My favourite introduction to Varro is David Butterfield’s Varro Varius: The Polymath of the Roman World (Cambridge Philological Society, 2015), with a wide range of contributors covering the many works Varro produced. Those specifically interested in his linguistic output may find my work helpful: Varro’s De lingua Latina: Introduction, Critical Text, Translation, and Commentary (Oxford UP, 2019). Varro’s sources, linguistic and philosophical, are discussed in Federica Lazzerini’s doctoral thesis, The Scholar at Work: Varro’s Study of the Latin Language (Oxford, 2021), which she is currently reworking into a monograph to be published by Oxford University Press.

Caesar’s grammatical doctrines are discussed authoritatively in Alessandro Garcea’s Caesar’s De analogia: Edition, Translation, and Commentary (Oxford UP, 2012).

English word formation is a complex topic. As an accessible introduction, I recommend Ingo Plag’s Word-Formation in English (Cambridge UP, 2003). ‘Word-and-paradigm’ morphology, the successor of ancient models of morphology, had one of its starting points in a lucid essay by Robert Robins, “In defence of WP,” Transactions of the Philological Society 58 (1959) 116–44. An up-to-date treatment can be found in James Blevins’ Word and Paradigm Morphology (Oxford UP, 2016).
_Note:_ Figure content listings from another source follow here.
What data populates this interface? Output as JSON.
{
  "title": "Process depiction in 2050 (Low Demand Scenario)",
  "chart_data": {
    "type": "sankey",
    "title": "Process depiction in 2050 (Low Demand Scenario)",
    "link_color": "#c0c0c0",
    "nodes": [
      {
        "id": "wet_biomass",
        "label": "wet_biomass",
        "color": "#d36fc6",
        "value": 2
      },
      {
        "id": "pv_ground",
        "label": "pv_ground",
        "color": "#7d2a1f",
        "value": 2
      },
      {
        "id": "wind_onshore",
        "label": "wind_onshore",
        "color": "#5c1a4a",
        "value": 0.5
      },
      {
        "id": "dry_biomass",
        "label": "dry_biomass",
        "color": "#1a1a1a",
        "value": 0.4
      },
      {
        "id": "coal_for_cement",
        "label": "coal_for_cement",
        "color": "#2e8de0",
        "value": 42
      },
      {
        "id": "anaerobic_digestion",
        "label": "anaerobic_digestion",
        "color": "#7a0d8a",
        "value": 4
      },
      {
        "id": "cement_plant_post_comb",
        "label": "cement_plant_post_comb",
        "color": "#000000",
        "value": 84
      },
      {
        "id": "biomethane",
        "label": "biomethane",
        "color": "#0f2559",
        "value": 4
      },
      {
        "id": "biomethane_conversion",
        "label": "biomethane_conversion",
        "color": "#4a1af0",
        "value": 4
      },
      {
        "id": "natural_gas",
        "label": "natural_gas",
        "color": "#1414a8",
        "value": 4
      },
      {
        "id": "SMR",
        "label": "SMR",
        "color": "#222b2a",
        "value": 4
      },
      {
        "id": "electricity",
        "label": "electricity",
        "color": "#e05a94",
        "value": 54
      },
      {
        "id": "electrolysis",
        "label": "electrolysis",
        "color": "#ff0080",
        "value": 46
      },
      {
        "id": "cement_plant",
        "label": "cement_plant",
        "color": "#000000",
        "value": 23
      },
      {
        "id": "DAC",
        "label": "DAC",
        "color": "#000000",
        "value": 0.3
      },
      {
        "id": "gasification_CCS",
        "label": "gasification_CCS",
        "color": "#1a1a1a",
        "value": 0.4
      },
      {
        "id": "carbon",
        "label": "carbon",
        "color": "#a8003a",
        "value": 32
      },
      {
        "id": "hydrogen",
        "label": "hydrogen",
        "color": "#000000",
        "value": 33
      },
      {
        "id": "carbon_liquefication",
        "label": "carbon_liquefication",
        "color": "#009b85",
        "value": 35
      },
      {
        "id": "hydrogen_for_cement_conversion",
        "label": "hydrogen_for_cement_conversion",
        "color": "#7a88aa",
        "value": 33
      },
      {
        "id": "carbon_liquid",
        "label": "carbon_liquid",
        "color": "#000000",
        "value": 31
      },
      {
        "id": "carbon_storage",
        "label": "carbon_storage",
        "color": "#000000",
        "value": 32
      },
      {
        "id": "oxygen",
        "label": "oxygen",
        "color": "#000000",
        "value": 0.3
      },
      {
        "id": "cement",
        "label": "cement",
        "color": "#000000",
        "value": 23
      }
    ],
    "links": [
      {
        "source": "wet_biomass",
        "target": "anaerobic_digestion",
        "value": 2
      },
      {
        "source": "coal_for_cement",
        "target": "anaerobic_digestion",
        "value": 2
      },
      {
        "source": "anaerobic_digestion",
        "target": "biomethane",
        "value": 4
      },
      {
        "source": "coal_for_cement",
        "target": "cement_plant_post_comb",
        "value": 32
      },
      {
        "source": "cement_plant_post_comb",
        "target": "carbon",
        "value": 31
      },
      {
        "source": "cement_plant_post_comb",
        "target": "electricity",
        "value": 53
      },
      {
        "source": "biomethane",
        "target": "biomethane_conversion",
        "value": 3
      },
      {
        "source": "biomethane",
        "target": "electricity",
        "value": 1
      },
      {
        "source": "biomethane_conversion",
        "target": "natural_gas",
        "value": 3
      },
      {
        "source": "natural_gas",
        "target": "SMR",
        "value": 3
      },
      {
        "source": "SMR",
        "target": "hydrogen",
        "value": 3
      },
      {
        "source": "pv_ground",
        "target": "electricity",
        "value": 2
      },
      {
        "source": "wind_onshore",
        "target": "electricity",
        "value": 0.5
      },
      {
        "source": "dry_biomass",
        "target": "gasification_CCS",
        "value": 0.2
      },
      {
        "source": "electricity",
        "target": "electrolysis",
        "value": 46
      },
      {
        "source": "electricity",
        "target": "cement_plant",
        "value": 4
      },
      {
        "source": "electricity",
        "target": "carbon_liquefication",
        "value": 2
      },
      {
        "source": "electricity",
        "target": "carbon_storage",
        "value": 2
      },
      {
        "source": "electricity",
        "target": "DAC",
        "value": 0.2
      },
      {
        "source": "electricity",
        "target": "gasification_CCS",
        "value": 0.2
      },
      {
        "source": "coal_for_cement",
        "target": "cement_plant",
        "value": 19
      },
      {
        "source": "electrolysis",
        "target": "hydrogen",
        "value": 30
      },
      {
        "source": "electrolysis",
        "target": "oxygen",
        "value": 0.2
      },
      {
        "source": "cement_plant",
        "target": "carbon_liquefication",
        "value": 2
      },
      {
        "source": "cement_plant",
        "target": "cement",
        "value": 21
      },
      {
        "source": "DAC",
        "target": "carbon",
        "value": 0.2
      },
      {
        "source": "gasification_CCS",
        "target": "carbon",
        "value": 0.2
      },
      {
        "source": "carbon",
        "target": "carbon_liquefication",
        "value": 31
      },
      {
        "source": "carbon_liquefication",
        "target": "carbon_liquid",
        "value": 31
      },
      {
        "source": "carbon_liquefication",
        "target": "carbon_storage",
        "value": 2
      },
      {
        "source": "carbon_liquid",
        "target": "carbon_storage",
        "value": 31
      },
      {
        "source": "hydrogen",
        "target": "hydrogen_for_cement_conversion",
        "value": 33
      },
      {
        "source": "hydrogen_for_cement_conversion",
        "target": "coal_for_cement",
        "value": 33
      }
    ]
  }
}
For the concept of adult-friendly and child-friendly languages see John McWhorter’s The Language Hoax: Why the World Looks the Same in Any Language (Oxford UP, 2014).

Notes

Notes
1 In this essay I only mark vowel length where it is important for the argument, and sometimes I use slightly anachronistic forms if the argument is not affected; for instance, I may speak of early parsī, “I have spared”, where the original form would have been parsei in spelling and pronunciation.
2 The dot over the g in this last word is a modern convention to help learners of Old English: the letter g could be pronounced as a hard sound (as in guest) or as a soft one (as in year), and the dot indicates that we are dealing with the soft pronunciation.
3 Nasal (m/n) + consonant is not a particularly common pairing in Modern English, but exists in words such as finger.
4 I use a double asterisk here to indicate a form which one might reasonably expect, but which was never actually created.
5 The Greek aorist (ἐπαίδευσα, “I educated”, from παιδεύω, “I educate”) is a past tense that describes an event as a whole (“I educated the children and taught them the entire curriculum”). The perfect (πεπαίδευκα, “I have educated”) describes a past action with a present result (“I have educated the children and now they know their stuff”).
6 Cf. Paul. Fest. p. 299M on Livius Andronicus.
7 In Old English, the preposition in required the dative, as it still does in German.
8 2003: 67; see “Further Reading” for full reference.
9 2016: 201; see “Further Reading” for full reference.